We are using ADTK model since last year in the python application to detect anomalies.
Since last week, we are observing a significant spike in CPU utilisation, the cause has been identified as python process.
After troubleshooting, we have identified that the ADTK model is causing the issue. We are using other ML models like IForest, ECOD, CBLOF etc. But only ADTK is responsible for this spike.
Please find the current model code for the reference:
data=df.copy()
minutes = 300
df['predict_dt']=pd.to_datetime(df['predict_dt'])
df = df.set_index(['predict_dt']).sort_index()
seasonal_vol = SeasonalAD(c=1.6,side='negative',trend=True)
seasonal_vol.fit(df['predict_count'])
df['anomalies']=seasonal_vol.predict(df['predict_count'])

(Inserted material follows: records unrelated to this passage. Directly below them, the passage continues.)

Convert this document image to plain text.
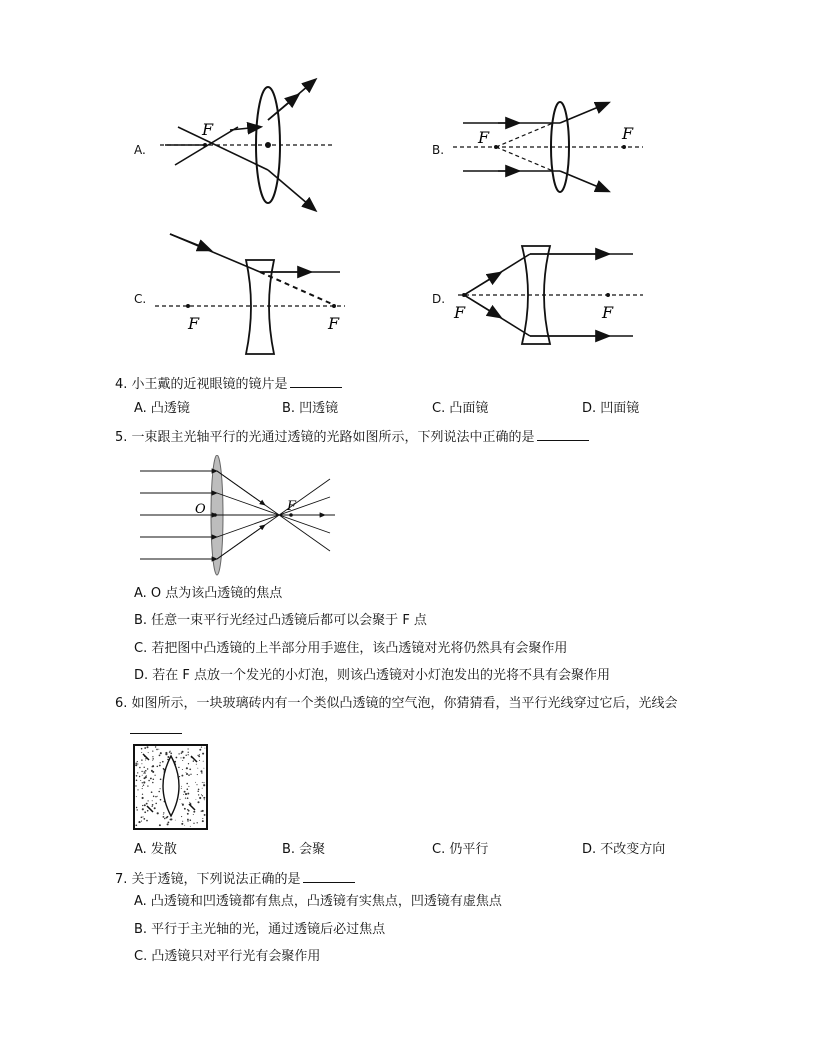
A.
F
B.
F	F
C.
F	F
D.
F	F
4. 小王戴的近视眼镜的镜片是
A. 凸透镜	B. 凹透镜	C. 凸面镜	D. 凹面镜
5. 一束跟主光轴平行的光通过透镜的光路如图所示，下列说法中正确的是
O	F
A. O 点为该凸透镜的焦点
B. 任意一束平行光经过凸透镜后都可以会聚于 F 点
C. 若把图中凸透镜的上半部分用手遮住，该凸透镜对光将仍然具有会聚作用
D. 若在 F 点放一个发光的小灯泡，则该凸透镜对小灯泡发出的光将不具有会聚作用
6. 如图所示，一块玻璃砖内有一个类似凸透镜的空气泡，你猜猜看，当平行光线穿过它后，光线会
A. 发散	B. 会聚	C. 仍平行	D. 不改变方向
7. 关于透镜，下列说法正确的是
A. 凸透镜和凹透镜都有焦点，凸透镜有实焦点，凹透镜有虚焦点
B. 平行于主光轴的光，通过透镜后必过焦点
C. 凸透镜只对平行光有会聚作用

df2 = pd.DataFrame(columns=['predict_dt', 'hour', 'min','predict_count','label'])
final = datetime.datetime.now(pytz.timezone('America/Los_Angeles')).replace(tzinfo=None)-timedelta(minutes=minutes)
for i in range(len(df)):
if(data['predict_dt'][i] >= final):
if str(df['anomalies'][i]).lower() == "true":
#calling SP for further operation
We are not sure which part is causing the issues.